Stockton House / Thomas Stockton
The November 9, 1872, edition of the Flint Wolverine Citizen newspaper reported the near completion of this house for retired army colonel Thomas Stockton and his wife, Maria. The newspaper called it "elegant" and "among the most stylish and spacious of the many first-class houses in our city." The four and one-half-acre treed "pleasure grounds" on which the house stood, had a mineral spring that inspired the Stocktons to name their home Spring Grove. While he lived in this house, Stockton worked as a commission merchant dealing in lime, plaster, coal, and stucco. In 1921 the Sisters of St. Joseph acquired the house and established a hospital, enlarging the building several times to accommodate the growing medical needs.
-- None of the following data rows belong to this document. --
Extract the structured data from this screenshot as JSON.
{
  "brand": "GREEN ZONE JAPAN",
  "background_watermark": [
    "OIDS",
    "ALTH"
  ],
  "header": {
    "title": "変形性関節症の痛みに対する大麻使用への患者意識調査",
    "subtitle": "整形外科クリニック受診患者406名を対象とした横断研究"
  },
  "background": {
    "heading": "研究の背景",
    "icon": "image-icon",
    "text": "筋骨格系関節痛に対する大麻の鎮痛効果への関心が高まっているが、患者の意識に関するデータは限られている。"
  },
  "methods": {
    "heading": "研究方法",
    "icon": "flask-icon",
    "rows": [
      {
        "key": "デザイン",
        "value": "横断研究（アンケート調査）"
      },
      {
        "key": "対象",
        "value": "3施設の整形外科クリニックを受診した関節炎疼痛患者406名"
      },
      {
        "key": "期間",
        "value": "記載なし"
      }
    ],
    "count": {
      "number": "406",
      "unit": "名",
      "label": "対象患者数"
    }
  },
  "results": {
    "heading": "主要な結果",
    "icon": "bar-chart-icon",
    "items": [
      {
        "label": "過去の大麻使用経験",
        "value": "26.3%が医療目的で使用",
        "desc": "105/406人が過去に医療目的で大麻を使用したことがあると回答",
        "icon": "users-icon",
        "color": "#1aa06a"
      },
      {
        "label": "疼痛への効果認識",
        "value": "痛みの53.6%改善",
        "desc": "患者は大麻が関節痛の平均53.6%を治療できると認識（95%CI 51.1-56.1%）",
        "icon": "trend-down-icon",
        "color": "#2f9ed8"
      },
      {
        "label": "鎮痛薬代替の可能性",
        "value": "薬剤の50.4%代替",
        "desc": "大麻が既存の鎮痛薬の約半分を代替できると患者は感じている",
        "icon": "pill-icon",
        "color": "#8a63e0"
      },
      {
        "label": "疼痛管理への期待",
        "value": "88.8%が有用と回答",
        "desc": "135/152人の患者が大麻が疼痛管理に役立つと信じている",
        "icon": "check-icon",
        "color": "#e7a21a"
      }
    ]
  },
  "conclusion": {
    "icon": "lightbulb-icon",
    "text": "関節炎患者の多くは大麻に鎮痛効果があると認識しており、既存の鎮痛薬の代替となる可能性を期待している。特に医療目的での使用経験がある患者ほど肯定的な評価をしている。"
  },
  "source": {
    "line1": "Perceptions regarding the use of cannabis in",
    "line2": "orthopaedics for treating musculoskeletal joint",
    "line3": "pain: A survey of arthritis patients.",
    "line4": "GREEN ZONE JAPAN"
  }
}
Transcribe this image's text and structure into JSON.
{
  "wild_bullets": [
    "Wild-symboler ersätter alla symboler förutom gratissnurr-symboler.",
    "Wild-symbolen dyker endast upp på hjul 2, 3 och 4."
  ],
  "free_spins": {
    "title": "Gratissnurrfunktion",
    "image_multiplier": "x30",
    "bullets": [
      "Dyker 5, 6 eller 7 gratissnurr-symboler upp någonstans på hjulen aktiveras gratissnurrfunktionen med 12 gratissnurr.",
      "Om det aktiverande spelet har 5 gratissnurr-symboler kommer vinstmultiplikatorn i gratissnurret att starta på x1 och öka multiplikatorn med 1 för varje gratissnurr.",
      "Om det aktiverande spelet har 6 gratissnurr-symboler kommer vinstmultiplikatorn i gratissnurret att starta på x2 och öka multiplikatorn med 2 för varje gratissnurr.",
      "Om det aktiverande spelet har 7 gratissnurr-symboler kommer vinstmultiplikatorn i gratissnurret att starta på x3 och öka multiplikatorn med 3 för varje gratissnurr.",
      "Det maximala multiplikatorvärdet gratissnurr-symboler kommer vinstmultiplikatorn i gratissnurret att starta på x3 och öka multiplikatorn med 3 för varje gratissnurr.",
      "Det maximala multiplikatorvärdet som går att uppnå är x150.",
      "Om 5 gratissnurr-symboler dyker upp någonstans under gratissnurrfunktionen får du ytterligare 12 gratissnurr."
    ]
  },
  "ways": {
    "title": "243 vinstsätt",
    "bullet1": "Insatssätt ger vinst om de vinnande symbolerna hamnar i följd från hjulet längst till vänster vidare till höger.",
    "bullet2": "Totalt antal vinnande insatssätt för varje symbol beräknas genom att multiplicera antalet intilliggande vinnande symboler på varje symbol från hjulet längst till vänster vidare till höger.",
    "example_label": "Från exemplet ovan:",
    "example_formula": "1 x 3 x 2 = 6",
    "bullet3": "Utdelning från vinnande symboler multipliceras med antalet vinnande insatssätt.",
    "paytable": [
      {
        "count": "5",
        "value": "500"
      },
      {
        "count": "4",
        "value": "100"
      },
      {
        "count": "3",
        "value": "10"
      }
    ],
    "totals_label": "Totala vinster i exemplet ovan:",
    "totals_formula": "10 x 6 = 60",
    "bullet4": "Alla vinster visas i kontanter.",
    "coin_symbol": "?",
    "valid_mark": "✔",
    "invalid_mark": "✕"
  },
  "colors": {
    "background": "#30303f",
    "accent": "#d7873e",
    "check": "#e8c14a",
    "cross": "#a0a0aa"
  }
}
The house served as a hospital until 1936.
Thomas B. W. Stockton
Thomas Stockton and his wife, Maria, were among Flint's prominent early residents. Maria, the daughter of Jacob Smith ~ considered to be Flint's first white settler ~ led the formation of the city's Ladies Library Association in 1851. An 1827 graduate of the U.S. Military Academy at West Point, Thomas Stockton (1805 - 1890) spent much of his military career as a topographical engineer in the Midwest. In 1834 he laid out the turnpike that connected Detroit and Saginaw. As a colonel he raised the First Michigan Infantry Regiment to fight in the Mexican War and Stockton's Independent Regiment (the Sixteenth Michigan) in the Civil War. Captured at Gaines Mill, Virginia, in June 1862, he was held at Libby Prison for two months. Stockton left the army in 1863 and settled permanently in Flint.